Thanks for your time,
Matt


-----Original Message-----
From: Matthew Hannah 
Sent: Donnerstag, 19. August 2004 14:56
To: 'bioconductor at stat.math.ethz.ch'
Subject: Design matrix with multiple genotypes + quantified variables

Hi,

After asking before this design and contrast matrix was suggested and it
worked well. But now it gets complicated?
2 genotypes - Con, Mut
2 treatments - A, N.
4 replicates

treatments <- factor(c(1,1,1,1,2,2,2,2,3,3,3,3,4,4,4,4))
design <- model.matrix(~ 0+treatments)
colnames(design) <- c("ConA","ConN","MutA","MutN") fit <-
lmFit(esetgcrma, design)

cont.matrix <- makeContrasts(ConA-MutA, ConN-MutN,
Gen=(ConN+ConA-MutN-MutA)/2, ConA-ConN, MutA-MutN,
treatment=(ConA+MutA-ConN-MutN)/2,levels=design)
con.fit <- contrasts.fit(fit, cont.matrix)

So what if I add a third genotype - Mut2? 
Is it the obvious add treatments <- .....5,5,5,5,6,6,6,6)) and then for
the contrasts treatment=(ConA+MutA+Mut2A-ConN-MutN-Mut2N)/3)
Or am I misunderstanding how to design contrasts? Is there an easier way
of writing this when you have more genotypes?

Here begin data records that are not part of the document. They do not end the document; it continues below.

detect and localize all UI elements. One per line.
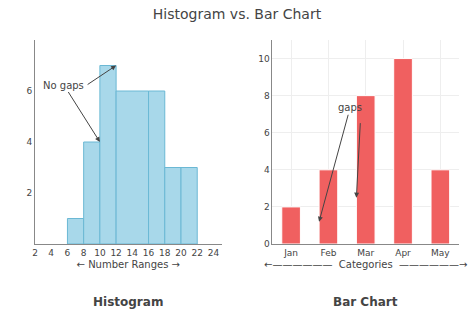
svg-text:2: 2 — [32, 248, 38, 258]
svg-text:18: 18 — [159, 248, 171, 258]
svg-text:12: 12 — [110, 248, 121, 258]
svg-text:10: 10 — [258, 54, 270, 64]
svg-text:gaps: gaps — [338, 102, 362, 113]
svg-text:4: 4 — [264, 165, 270, 175]
svg-text:Histogram: Histogram — [93, 295, 163, 309]
svg-text:4: 4 — [26, 137, 32, 147]
svg-text:← Number Ranges →: ← Number Ranges → — [77, 259, 180, 270]
svg-text:2: 2 — [264, 202, 270, 212]
svg-text:24: 24 — [208, 248, 220, 258]
svg-text:←—————— Categories ——————→: ←—————— Categories ——————→ — [264, 259, 467, 270]
svg-text:8: 8 — [81, 248, 87, 258]
svg-text:2: 2 — [26, 188, 32, 198]
svg-text:Feb: Feb — [320, 248, 336, 258]
svg-text:No gaps: No gaps — [43, 80, 84, 91]
svg-text:6: 6 — [264, 128, 270, 138]
svg-text:Jan: Jan — [283, 248, 298, 258]
svg-text:Apr: Apr — [395, 248, 411, 258]
svg-text:6: 6 — [26, 86, 32, 96]
svg-text:May: May — [431, 248, 450, 258]
svg-text:8: 8 — [264, 91, 270, 101]
svg-text:0: 0 — [264, 239, 270, 249]
svg-text:Mar: Mar — [357, 248, 374, 258]
svg-text:14: 14 — [127, 248, 139, 258]
svg-text:6: 6 — [65, 248, 71, 258]
svg-text:10: 10 — [94, 248, 106, 258]
svg-text:16: 16 — [143, 248, 155, 258]
svg-text:22: 22 — [192, 248, 203, 258]
svg-text:20: 20 — [175, 248, 187, 258]
svg-text:Bar Chart: Bar Chart — [333, 295, 398, 309]
svg-text:4: 4 — [48, 248, 54, 258]
svg-text:Histogram vs. Bar Chart: Histogram vs. Bar Chart — [153, 6, 322, 22]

Also logically the lm is treating all samples as independent when they
are not, does this matter? Is it possible to fit the original lm using a
design taking genotype and treatment into account? Would this be a
better approach, especially as if you have more genotypes (eg:5-10).
What would the design matrix then look like?

Finally, what if you have a quantified variable for each genotype like a
measure of growth before and after the treatment. Can you specify this
in anyway (in the design matrix?) so you take this into account during
the fit. I thought this was possible using lm or rlm, or am I confusing
something? Alternatively, does anyone have a different approach, such as
an efficient way of doing a gene-by-gene regression or correlation
analysis against the growth measure, and extracting the genes that
correlate best with the growth measure?

Perhaps there is there a good (biologist simple?) book that would cover
design and contrast of lms, anyone know of one?